Ademais, os presídios brasileiros, que já ultrapassam a margem dos 68% da capacidade, acabam funcionando como escola para o crime. Pois, ao ser submetido à cárcere, o detento que cometeu delitos mais leves, como pequenos furtos, passa a conviver com o que praticou crimes mais graves como, por exemplo, homicídios, tráfico de drogas e formação de quadrilhas e/ou facções. O que contribui negativamente para a formação dos indivíduos, possibilitando que os mesmos cometam mais crimes e retornem aos presídios.

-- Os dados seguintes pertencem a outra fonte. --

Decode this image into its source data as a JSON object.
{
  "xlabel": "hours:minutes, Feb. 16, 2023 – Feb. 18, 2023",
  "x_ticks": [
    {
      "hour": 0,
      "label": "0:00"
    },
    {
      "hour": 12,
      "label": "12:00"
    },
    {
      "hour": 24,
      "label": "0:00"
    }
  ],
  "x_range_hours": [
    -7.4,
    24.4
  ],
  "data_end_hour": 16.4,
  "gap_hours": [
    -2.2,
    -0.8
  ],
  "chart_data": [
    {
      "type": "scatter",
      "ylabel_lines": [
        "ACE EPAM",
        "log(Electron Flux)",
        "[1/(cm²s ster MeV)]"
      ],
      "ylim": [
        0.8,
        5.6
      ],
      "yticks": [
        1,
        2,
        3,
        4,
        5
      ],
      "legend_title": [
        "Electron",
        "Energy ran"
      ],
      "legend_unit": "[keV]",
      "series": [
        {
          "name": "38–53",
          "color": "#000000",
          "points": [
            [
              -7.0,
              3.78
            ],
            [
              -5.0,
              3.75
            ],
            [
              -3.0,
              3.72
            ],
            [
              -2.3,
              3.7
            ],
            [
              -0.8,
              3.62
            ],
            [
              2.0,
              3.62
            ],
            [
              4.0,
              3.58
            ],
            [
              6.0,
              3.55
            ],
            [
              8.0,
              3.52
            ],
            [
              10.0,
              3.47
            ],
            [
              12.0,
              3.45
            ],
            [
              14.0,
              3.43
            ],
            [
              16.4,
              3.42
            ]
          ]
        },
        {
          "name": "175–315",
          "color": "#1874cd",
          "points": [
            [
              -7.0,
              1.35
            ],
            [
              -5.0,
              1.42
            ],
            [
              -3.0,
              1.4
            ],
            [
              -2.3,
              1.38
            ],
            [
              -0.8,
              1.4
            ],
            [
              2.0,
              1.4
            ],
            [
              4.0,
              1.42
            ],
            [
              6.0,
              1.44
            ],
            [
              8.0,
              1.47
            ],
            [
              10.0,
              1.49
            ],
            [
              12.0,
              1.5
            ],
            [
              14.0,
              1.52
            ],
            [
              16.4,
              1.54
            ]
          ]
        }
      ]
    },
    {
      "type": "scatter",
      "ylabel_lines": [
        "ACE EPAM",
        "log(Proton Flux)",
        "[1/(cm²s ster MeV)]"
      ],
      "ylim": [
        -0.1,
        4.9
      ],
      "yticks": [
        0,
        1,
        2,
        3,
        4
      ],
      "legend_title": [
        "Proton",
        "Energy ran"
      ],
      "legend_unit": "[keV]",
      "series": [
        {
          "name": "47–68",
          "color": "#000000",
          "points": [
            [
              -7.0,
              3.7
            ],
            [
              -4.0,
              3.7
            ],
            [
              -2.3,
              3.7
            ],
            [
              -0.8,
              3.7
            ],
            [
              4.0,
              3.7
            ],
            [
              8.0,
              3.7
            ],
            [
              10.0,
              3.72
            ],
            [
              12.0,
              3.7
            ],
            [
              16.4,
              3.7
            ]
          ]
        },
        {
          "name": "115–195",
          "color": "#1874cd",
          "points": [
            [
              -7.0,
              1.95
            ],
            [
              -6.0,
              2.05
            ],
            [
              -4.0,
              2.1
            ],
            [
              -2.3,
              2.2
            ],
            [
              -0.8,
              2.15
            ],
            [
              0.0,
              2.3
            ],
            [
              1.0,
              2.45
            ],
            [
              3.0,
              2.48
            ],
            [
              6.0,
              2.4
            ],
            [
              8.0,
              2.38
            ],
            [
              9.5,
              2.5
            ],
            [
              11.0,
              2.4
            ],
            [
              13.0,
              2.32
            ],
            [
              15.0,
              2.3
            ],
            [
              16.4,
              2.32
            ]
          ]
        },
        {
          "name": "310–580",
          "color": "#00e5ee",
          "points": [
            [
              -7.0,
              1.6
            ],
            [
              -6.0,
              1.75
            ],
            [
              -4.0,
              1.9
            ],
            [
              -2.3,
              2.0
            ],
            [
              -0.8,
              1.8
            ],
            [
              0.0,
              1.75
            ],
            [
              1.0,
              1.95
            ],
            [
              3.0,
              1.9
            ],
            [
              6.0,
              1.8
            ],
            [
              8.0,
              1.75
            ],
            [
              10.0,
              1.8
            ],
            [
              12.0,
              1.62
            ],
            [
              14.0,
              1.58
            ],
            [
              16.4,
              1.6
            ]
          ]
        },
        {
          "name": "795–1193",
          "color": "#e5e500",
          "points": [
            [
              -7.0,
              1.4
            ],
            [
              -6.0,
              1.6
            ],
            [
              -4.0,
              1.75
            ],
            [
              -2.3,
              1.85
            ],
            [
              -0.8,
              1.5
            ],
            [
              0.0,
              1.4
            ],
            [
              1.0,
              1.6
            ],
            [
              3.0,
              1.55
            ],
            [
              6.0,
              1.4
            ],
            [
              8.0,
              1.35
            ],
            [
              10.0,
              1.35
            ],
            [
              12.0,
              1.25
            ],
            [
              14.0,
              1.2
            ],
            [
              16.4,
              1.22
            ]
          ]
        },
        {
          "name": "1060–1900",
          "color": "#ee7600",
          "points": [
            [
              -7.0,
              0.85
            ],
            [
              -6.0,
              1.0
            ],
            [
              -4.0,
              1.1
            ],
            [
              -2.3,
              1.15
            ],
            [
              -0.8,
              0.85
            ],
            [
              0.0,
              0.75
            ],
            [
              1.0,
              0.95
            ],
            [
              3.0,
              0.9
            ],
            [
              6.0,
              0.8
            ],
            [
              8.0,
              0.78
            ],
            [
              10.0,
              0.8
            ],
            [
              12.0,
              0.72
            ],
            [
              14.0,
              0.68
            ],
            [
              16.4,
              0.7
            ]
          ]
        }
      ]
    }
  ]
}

Segundo Bordignon, chefe do Departamento Penitenciário Nacional, a solução para melhorar a crise no sistema carcerário do país é prender os integrantes de facções, isolar os líderes das mesmas e impedi-los de fazer uso de bens. Entretanto, o que se observa no cenário de cárcere brasileiro é, justamente, o oposto: a exemplo, o massacre ocorrido em 2017, no Complexo Penitenciário Anísio Jobin, no qual 56 detentos foram mortos em disputa de poder entre facções dentro do próprio presídio. As falhas vão desde o momento da prisão até o instante em que o presidiário recebe liberdade.
Portanto, tendo em vista que o sistema carcerário brasileiro encontra-se fragilizado, é de suma importância que o Estado, por meio do Ministério da Justiça e Segurança Pública, além de aumentar a fiscalização quanto ao uso de bens pelos presidiários, reformule o sistema carcerário, de forma que os detentos sejam separados de acordo com a gravidade do crime cometido, impedindo, assim, a troca de conhecimentos. Outra medida é os presídios fazerem parceria com ONG’s que acolhem ex-detentos e os ensina, além de valores éticos, uma profissão, dando-lhes alternativas.